I hadn’t been able to get this point across at earlier office sessions. But with this coloring, I had formed an opening. The way they were located so closely mutually, and the fact that a brief string connected the mom and daughter, stood out to me. WHENEVER I asked Mommy, “What do you consider about this picture?” she at first talked happily about her daughter’s colouring skills. But then she accepted that she could see what I’d been hoping to say about their romantic relationship. We could actually discuss it, and she still left the office motivated to help her girl (and herself ) discover ways to distinguish psychologically while retaining their caring and close romantic relationship.

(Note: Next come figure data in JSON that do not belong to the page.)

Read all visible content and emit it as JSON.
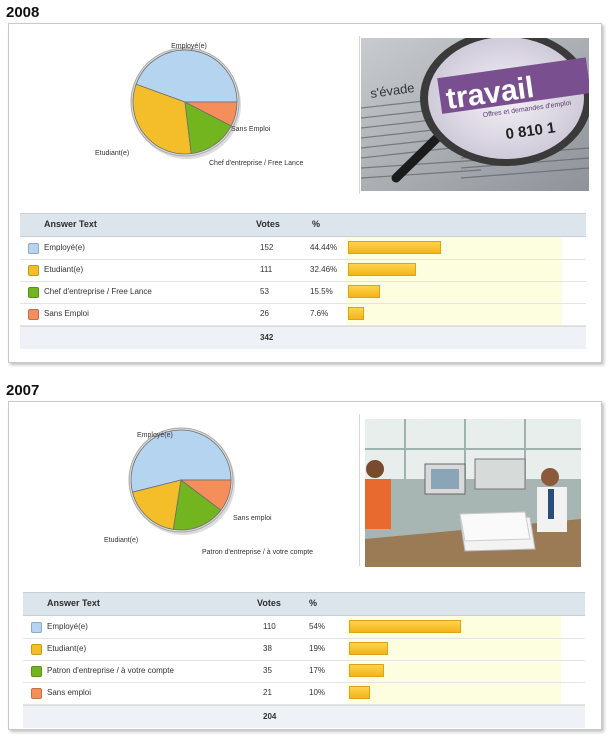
{
  "chart_data": [
    {
      "type": "pie",
      "title": "2008",
      "categories": [
        "Employé(e)",
        "Etudiant(e)",
        "Chef d'entreprise / Free Lance",
        "Sans Emploi"
      ],
      "values": [
        152,
        111,
        53,
        26
      ],
      "percents": [
        "44.44%",
        "32.46%",
        "15.5%",
        "7.6%"
      ],
      "total": 342,
      "colors": [
        "#b4d4f0",
        "#f3be2a",
        "#72b51f",
        "#f68e5b"
      ]
    },
    {
      "type": "pie",
      "title": "2007",
      "categories": [
        "Employé(e)",
        "Etudiant(e)",
        "Patron d'entreprise / à votre compte",
        "Sans emploi"
      ],
      "values": [
        110,
        38,
        35,
        21
      ],
      "percents": [
        "54%",
        "19%",
        "17%",
        "10%"
      ],
      "total": 204,
      "colors": [
        "#b4d4f0",
        "#f3be2a",
        "#72b51f",
        "#f68e5b"
      ]
    }
  ],
  "table_headers": {
    "answer": "Answer Text",
    "votes": "Votes",
    "pct": "%"
  },
  "photos": [
    {
      "icon": "newspaper-magnifier-photo",
      "text_big": "travail",
      "text_sub": "Offres et demandes d'emploi",
      "text_num": "0 810 1",
      "text_side": "s'évade"
    },
    {
      "icon": "office-workers-photo"
    }
  ]
}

Color skills often begin to tell a story in kindergarten. Although kids at this age tend to use simple keep figures, you will often decide on things up from facial expressions, where members of the family are put, and what they’re doing. This second picture, attracted by a 5-year-old girl, is an example of that. She drew her mother on the significantly left, followed by the family dog, her daddy, herself, and her 8-year-old brother. The lady drew herself as bigger than her parents — this typically demonstrates good self-esteem. It’s well worth noting that she put herself between her father and sibling: When children are between 4 and 6 years old, they develop a sense with their gender identity. As part of this normal developmental process, girls often get actually and emotionally closer to their daddy (young boys this age have a tendency to get nearer to their mother), and the emotions are temporary.